Hey all, I'm making a game about betta fish with and anti-cruelty message in it. I need someone to make a digital drawing of a betta with a white background. You will get full credit! I would rather have an HM/SDeT/DeT betta in non flare but I can live with a VT/CT. I'll post the link when I'm done the game! It's going to be made with Scratch (scratch.mit.edu) because I'm still learning to code! But someday, I may make a JavaScript port of it.


----------



## Betta Adventures (Jun 16, 2013)

OMG this is amazing! I can't wait to see the finished product! Are you wanting pixel art or drawn art? What size?


----------



## redthebetta (Aug 11, 2013)

Drawing tablet-esque art would be the best. And the bigger the better because I can shrink it down to size if need be. Something like this but a bit more detailed:


----------



## redthebetta (Aug 11, 2013)

If you are interested, you can all view a "Betta" version of the game with placeholder art here: http://scratch.mit.edu/projects/15546740/


----------



## PurpleBetta123 (Jul 31, 2013)

Are you still opened to art.

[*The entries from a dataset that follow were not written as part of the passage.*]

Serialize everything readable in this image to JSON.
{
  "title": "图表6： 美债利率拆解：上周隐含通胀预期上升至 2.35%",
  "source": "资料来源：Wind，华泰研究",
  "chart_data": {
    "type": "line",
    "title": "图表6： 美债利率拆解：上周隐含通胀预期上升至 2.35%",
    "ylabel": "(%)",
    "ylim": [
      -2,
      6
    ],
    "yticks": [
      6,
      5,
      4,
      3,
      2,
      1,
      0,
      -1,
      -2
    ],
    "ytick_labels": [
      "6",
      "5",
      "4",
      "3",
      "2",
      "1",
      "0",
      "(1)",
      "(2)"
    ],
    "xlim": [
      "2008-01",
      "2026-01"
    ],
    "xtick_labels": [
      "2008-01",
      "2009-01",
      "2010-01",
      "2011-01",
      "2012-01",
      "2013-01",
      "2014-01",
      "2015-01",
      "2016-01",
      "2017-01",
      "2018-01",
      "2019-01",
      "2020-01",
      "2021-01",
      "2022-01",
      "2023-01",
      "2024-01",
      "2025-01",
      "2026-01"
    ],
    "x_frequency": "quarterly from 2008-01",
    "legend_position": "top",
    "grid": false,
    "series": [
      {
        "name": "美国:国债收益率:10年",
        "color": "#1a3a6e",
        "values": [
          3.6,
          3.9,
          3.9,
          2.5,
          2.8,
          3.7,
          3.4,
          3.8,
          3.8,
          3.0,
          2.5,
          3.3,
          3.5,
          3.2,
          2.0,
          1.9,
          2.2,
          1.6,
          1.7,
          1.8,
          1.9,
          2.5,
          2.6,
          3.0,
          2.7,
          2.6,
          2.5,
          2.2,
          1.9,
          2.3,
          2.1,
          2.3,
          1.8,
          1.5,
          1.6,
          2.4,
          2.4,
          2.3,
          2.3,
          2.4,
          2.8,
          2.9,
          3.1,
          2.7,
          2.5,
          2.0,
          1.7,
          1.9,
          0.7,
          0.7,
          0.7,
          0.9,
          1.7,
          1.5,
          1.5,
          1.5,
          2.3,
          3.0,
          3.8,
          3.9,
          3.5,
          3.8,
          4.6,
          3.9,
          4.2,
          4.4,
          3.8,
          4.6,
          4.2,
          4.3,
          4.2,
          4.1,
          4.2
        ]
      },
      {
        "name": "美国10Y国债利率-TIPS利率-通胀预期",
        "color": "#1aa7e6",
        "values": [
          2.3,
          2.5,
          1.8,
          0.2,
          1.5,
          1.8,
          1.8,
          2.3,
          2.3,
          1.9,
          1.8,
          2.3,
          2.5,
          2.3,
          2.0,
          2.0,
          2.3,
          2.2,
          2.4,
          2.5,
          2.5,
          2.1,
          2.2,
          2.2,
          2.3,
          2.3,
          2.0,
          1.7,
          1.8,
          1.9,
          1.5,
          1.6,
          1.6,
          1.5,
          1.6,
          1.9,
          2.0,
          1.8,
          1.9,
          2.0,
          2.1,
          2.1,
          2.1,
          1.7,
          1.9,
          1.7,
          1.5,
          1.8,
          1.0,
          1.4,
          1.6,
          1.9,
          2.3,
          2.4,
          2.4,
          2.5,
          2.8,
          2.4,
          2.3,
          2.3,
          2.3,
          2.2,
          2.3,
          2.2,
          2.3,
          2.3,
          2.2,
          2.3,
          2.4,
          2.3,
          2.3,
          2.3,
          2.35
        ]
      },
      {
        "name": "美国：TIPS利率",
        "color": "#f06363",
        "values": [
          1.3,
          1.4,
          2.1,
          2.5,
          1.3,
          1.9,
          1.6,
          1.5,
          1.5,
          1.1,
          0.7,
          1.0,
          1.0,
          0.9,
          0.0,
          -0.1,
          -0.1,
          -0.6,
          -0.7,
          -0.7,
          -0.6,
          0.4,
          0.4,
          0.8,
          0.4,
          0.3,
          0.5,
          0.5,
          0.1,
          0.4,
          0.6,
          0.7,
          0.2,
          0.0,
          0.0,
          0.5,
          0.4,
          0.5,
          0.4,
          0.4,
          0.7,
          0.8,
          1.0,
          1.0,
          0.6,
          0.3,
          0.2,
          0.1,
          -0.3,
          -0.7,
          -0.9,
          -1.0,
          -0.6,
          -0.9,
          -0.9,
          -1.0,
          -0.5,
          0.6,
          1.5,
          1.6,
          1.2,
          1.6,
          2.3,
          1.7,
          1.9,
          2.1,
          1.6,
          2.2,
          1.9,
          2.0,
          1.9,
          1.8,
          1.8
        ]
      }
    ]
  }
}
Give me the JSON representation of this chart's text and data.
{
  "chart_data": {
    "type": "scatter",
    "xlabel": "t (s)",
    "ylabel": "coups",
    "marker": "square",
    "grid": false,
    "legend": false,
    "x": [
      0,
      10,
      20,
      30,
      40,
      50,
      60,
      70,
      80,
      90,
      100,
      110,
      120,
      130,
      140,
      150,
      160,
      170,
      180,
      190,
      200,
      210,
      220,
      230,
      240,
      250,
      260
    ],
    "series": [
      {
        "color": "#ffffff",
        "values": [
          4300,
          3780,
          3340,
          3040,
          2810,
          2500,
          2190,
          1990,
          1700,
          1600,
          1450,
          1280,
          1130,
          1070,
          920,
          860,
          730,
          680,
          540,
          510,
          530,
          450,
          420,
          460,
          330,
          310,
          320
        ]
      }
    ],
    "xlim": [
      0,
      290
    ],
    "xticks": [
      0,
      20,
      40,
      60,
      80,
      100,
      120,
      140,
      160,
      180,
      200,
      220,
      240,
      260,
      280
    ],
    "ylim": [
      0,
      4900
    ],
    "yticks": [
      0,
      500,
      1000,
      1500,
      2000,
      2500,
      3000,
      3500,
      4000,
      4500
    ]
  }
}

I would love to participate!


----------



## redthebetta (Aug 11, 2013)

Yea, I'm still making some improvements to the game and looking for art!


----------



## PurpleBetta123 (Jul 31, 2013)

Expect my reply! Are you looking for more cartoon or realism?


----------



## PurpleBetta123 (Jul 31, 2013)

Here is my Subbmission hope you like it!!!!!:-D I can do a more catoony version if you like


----------



## PurpleBetta123 (Jul 31, 2013)

Needs to be cropped !


----------



## redthebetta (Aug 11, 2013)

I like it! Can you send the file to me? PM me and I'll give you my email. Also, I was kinda looking for realism but I still really like it! You should do commissions!


----------